Wirtschaft
Um die Fed ranken sich viele Gerüchte. Richtig ist: Sie ist keine Behörde, sondern eine Privatveranstaltung. 100 Prozent der Fed-Anteile liegen in den Händen privater Banken. Kein einziger Anteil wird von der Regierung gehalten.
Um die Fed ranken sich viele Gerüchte. Richtig ist: Sie ist keine Behörde, sondern eine Privatveranstaltung. 100 Prozent der Fed-Anteile liegen in den Händen privater Banken. Kein einziger Anteil wird von der Regierung gehalten.(Foto: picture alliance / dpa)

Bald höhere Zinsen in den USA?: Fed heizt Spekulationen an

Zinserhöhungen sind in den USA mittlerweile kein Unwort mehr. Möglicherweise kommen sie sogar schneller als gedacht. Ganz sicher sind sich aber selbst die Experten nicht. Wer beim Zinsthema mitreden will, sollte ein paar Dinge wissen.

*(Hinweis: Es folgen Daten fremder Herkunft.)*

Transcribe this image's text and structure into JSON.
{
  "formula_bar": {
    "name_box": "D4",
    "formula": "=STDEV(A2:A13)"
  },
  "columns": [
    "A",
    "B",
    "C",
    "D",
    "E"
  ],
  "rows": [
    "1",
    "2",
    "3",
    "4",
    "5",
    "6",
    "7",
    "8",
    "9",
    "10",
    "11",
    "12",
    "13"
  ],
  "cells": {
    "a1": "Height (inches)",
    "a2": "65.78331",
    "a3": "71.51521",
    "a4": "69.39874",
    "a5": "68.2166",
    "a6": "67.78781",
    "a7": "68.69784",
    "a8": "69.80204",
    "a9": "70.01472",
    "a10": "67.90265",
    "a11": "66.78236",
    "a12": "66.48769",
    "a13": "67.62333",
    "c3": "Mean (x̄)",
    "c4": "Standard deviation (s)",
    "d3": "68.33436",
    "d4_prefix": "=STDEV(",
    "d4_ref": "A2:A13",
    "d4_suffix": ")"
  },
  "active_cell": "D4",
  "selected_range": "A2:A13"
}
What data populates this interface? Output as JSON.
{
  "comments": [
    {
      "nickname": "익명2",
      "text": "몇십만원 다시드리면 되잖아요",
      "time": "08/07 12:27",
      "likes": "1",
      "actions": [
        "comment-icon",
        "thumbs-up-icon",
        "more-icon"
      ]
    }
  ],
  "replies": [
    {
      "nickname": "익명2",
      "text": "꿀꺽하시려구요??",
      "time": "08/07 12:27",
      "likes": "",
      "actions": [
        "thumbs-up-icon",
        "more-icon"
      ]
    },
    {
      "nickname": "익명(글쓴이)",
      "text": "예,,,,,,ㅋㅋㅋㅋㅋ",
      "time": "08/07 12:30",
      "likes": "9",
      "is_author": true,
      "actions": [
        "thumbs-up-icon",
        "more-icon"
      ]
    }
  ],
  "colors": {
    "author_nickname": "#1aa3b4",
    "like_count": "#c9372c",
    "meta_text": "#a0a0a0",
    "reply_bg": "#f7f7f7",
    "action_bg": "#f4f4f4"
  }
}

Nach der historischen Zinssenkung der Europäischen Zentralbank schielen Volkswirte und Finanzmanager jetzt in aller Welt auf die US-Notenbank Federal Reserve (Fed). Auch jenseits des Atlantiks deuten sich bahnbrechende Entscheidungen an - die Frage ist nur, wann. Möglicherweise dauert es ein bisschen länger.

Was macht diese Zinssitzung der Fed so spannend?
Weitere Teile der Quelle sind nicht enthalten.